Tuesday, February 9, 2010

Mother's Day in my Childhood

When I was a child in the Rio Grande Valley, Weslaco's hispanic community celebrated Mother's Day by wearing a small artificial flower on their lapel--a red one if their mother was alive or a white one if she were dead. These small individual artificial flowers were usually sold at the local 5 and 10 downtown store, but more often than not, they were peddled door to door a few days before Mother's Day in May.
Since making crepe flowers was one of my mother's hobbies, I took the task of making 30 to 50 small crepe paper flowers, mostly in red, but some in white too. I remember they looked like little carnations. My mother contributed the crepe paper and my father the wire. The wire was usually the copper looking little wires inside a thick wire, usually left over from car repairs. It was very flexible and could be covered with twisted crepe paper, after the little flower was finished.
There were certain steps I took with each flower. Using a piece of wire about 4 or 5 inches, I would tie 2 or 3 small pieces of yellow crepe paper on the tip, twisting the wire to hold the bits of paper in place to be the flower center.
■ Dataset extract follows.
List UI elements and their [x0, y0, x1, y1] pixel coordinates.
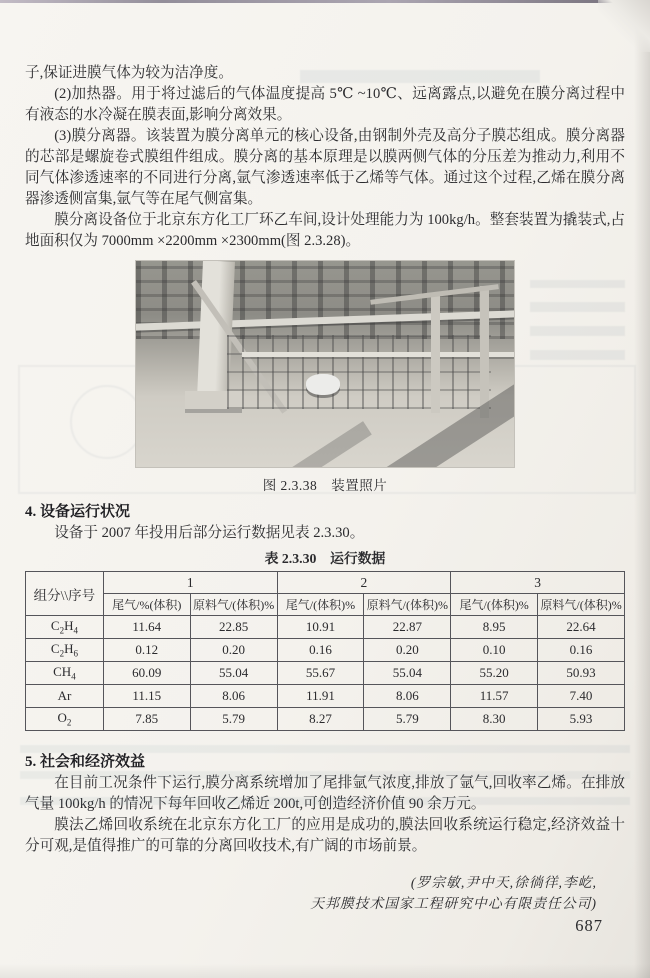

Around this center I would wound a strip of crepe paper, usually 18 to 20 inches long and just about 1 1/2 or 2 inches wide, with the edges on one side cut or slit to look like flower petals. I would tie this to form the flower with a small screen window wire. Then I would cover the flower stem, or wire with green crepe paper strip. A piece of fern from my mother's garden would then finish the tiny corsage and I usually added a straight pin for pinning it to the lapel. My aunt Fita would go with me door to door to sell them for 25 cents each, usually late in the afternoon to escape the hot sun of may in the Valley. I then used this money to buy my mother a mother's day present.